From the winning entries found on, Un-Hooked: The OHSU Tobacco-Free Story Contest.
It was New Year’s Eve. My family was gathered around my dad who was lighting the pack’s worth of cigarettes that he had stuffed in his mouth. His mouth was wide-open, and every last inch of space was filled with a cigarette. It was quite a sight to behold, especially to my eleven year old eyes. He had made a resolution to quit smoking. After years of throwing away his cigarettes, and displaying my own versions of anti-smoking posters around the house, I was thrilled that he was finally quitting.
A couple of months later, I caught him in the garage with a lit cigarette in his hand.
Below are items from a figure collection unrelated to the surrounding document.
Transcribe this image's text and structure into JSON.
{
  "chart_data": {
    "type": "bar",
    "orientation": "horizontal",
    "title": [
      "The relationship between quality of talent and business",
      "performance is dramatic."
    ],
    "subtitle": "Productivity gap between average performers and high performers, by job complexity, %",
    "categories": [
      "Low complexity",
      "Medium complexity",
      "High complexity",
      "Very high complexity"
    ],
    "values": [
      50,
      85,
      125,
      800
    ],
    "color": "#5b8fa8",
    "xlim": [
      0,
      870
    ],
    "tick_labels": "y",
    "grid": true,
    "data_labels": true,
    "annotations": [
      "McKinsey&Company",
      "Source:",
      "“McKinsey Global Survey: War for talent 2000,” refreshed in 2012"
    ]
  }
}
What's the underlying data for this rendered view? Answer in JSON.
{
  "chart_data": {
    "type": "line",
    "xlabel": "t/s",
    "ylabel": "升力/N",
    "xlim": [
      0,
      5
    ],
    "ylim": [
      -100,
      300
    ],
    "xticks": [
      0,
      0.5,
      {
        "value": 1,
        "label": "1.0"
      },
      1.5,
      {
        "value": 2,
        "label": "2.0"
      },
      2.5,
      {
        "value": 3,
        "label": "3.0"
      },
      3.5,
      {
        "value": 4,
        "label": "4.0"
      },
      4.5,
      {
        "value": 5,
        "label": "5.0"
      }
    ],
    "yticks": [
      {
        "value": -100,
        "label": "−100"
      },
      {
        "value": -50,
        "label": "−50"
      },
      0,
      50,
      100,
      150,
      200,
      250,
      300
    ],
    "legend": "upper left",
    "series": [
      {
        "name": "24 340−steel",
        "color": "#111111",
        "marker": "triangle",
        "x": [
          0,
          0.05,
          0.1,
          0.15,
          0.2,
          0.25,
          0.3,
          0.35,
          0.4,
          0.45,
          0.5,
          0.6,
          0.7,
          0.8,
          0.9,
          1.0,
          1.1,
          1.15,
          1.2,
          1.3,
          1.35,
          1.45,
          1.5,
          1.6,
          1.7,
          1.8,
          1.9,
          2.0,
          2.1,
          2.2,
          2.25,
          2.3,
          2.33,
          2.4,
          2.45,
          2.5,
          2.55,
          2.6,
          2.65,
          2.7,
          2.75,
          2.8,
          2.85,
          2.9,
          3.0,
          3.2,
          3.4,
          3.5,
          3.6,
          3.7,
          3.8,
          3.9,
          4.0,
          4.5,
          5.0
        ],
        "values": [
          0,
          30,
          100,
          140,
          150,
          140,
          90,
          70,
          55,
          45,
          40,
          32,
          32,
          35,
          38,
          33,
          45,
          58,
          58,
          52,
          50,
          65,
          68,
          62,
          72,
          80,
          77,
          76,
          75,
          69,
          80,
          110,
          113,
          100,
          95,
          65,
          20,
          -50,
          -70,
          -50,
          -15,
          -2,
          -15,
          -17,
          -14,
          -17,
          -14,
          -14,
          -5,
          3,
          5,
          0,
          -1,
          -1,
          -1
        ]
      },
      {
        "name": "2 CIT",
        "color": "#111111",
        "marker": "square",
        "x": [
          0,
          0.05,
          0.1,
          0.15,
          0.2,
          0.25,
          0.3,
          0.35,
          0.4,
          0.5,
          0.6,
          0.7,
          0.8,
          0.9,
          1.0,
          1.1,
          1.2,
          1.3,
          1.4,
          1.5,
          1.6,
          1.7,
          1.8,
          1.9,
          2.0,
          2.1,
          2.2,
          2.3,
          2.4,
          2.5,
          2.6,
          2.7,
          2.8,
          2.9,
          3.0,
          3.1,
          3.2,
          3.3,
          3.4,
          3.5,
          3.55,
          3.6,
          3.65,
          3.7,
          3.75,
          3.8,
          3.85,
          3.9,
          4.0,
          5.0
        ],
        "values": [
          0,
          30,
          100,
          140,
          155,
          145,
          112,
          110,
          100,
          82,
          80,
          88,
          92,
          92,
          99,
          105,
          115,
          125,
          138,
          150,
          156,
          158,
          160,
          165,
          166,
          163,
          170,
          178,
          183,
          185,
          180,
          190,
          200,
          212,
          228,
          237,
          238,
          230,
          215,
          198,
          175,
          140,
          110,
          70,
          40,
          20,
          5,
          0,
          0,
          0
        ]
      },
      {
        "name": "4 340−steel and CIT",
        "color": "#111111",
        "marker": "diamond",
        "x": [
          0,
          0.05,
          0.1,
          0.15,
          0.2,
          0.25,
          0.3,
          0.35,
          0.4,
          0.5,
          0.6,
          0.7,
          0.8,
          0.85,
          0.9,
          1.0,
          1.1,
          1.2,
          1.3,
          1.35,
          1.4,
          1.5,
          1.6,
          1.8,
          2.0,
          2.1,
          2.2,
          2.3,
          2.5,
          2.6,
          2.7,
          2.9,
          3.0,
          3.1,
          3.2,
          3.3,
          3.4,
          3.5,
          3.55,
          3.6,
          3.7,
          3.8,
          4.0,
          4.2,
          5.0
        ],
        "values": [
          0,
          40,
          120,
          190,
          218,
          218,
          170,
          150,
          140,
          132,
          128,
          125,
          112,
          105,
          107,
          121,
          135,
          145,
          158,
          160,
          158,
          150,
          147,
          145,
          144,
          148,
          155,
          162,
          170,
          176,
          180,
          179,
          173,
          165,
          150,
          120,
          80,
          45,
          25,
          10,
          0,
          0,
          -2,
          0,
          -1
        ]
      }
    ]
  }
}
I was devastated. At the time, I was too little to understand how hard it is to quit smoking. Five years later, I found a bunch of his little red and white cardboard packs, still filled with cigarettes, sitting in the garbage. But this time, he was the one who had thrown them away. He said, “I went to the doctor today. He told me that if I don’t quit smoking I am going to have a heart attack, and I might not get the chance to say goodbye to my children. I can’t bear the thought of that.” He quit cold turkey. I never saw him smoke another cigarette again.
Today, my dad is seventy two, and he has seen his three daughters graduate from college, get married, and have kids. Much to my delight, he sat in the audience, filled with pride, when I graduated from medical school. By broaching the topic of quitting smoking, that doctor saved my dad’s life. I try and remember that when I see my own patients now.